ISCA - International Speech
Communication Association

ISCApad Archive  »  2012  »  ISCApad #173  »  Resources  »  Database  »  LDC Newsletter (October 2012)

ISCApad #173

Sunday, November 11, 2012 by Chris Wellekens

5-2-2 LDC Newsletter (October 2012)

In this newsletter:


-  Fall 2012 LDC Data Scholarship Recipients  -


-  LDC Exhibiting at NWAV 41  - 


-  LDC 20th Anniversary Workshop Wrap-up  -


-  LDC 20th Anniversary Podcasts              -


-  Language Resource Wiki  -


New publications:


-  GALE Chinese-English Word Alignment and  Tagging Training Part 2 -- Newswire  -


-  GALE Phase 2 Arabic Broadcast News Parallel Text  -





Fall 2012 LDC Data Scholarship Recipients


LDC is pleased to announce the student recipients  of the Fall 2012 LDC Data Scholarship program!  This program provides university and college students with access to LDC data  at no-cost. Students were asked to complete an application which         consisted of a proposal describing their intended use of the data, as well as a letter of support from their thesis adviser.  We received many solid applications and have chosen six  proposals to support.   The following students will receive no-cost copies of LDC data:



Jaffar Atwan - National University of Malaysia (Malaysia), Phd  candidate, Information Science and           Technology.  Jaffar has been awarded a copy of Arabic Newswire
          Part 1 (LDC2001T55) for his work in information retrieval.
          Sarath Chandar - Indian Institute of Technology, Madras (India), MS candidate, Computer Science and Engineering.  Sarath has been awarded a copy of Treebank-3 (LDC99T42) forhis work in grammar induction.
          Kuruvachan K. George - Amrita Vishwa Vidyapeetham (India), Phd Candidate, Electrical and Computer Engineering.  Kuruvachan   has been awarded a copy of Fisher English Part 2 (LDC2005S13/T19) and2008 NIST Speaker Recognition Evaluation data (LDC2011S05/07/08/11) for his work in speaker recognition.
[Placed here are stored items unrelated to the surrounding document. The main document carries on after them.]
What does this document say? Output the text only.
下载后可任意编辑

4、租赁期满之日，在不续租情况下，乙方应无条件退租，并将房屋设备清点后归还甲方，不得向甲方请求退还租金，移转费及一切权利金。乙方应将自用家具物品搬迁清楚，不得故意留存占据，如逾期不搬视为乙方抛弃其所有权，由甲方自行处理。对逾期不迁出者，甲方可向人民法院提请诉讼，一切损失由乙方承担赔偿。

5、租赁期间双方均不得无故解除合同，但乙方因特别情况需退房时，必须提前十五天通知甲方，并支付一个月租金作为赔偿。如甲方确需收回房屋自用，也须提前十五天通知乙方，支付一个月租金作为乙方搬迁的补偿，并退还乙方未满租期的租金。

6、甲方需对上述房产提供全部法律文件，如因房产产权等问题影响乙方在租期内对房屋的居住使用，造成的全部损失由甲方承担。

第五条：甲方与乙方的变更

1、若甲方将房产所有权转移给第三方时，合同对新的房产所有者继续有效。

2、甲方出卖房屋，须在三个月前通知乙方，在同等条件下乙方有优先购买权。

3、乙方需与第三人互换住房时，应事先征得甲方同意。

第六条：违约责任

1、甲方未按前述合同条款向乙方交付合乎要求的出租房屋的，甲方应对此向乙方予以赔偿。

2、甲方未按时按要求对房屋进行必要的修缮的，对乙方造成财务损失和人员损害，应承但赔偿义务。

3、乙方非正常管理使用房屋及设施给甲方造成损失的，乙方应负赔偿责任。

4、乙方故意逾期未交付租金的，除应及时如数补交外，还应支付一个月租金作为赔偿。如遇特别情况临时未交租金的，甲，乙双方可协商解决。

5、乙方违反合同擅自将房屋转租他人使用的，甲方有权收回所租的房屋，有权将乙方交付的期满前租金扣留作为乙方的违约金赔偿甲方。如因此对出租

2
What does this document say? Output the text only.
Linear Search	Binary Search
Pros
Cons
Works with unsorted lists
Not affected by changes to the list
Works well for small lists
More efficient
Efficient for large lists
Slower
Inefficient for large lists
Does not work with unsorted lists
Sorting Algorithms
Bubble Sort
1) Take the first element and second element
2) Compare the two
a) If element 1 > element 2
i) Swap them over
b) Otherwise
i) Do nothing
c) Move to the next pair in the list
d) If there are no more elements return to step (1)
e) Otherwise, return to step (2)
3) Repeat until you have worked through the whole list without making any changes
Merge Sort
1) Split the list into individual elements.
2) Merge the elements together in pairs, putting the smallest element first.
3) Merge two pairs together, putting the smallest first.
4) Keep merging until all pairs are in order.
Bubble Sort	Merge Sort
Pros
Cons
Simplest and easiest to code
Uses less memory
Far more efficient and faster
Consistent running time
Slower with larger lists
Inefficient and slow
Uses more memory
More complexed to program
Eduardo Motta - Pontifícia Universidade Católica do Rio de Janeiro (Brazil), Phd candidate, Information           Sciences.  Eduardo has been awarded a copy of English Web Treebank (LDC2012T13) for his work in machine learning.


Genevieve Sapijaszko - University of Central  Florida (USA), Phd Candidate, Electrical and Computer           Engineering.  Genevieve  been awarded a copy TIMIT Acoustic-Phonetic Continuous Speech Corpus (LDC93S1) and YOHO Speaker Verification (LDC94S16) for her work in digital signal processing.
John Steinberg - Temple University (USA), MS candidate, Electrical and Computer Engineering.  John has been awarded a copy of CALLHOME Mandarin Chinese Lexicon (LDC96L15) and CALLHOME Mandarin Chinese Transcripts (LDC96T16) for his  work in speech recognition.



LDC Exhibiting at NWAV 41



The conference runs from October 25-28 and the exhibition hall will be open from October 26-28, 2012. Please stop by to say hello!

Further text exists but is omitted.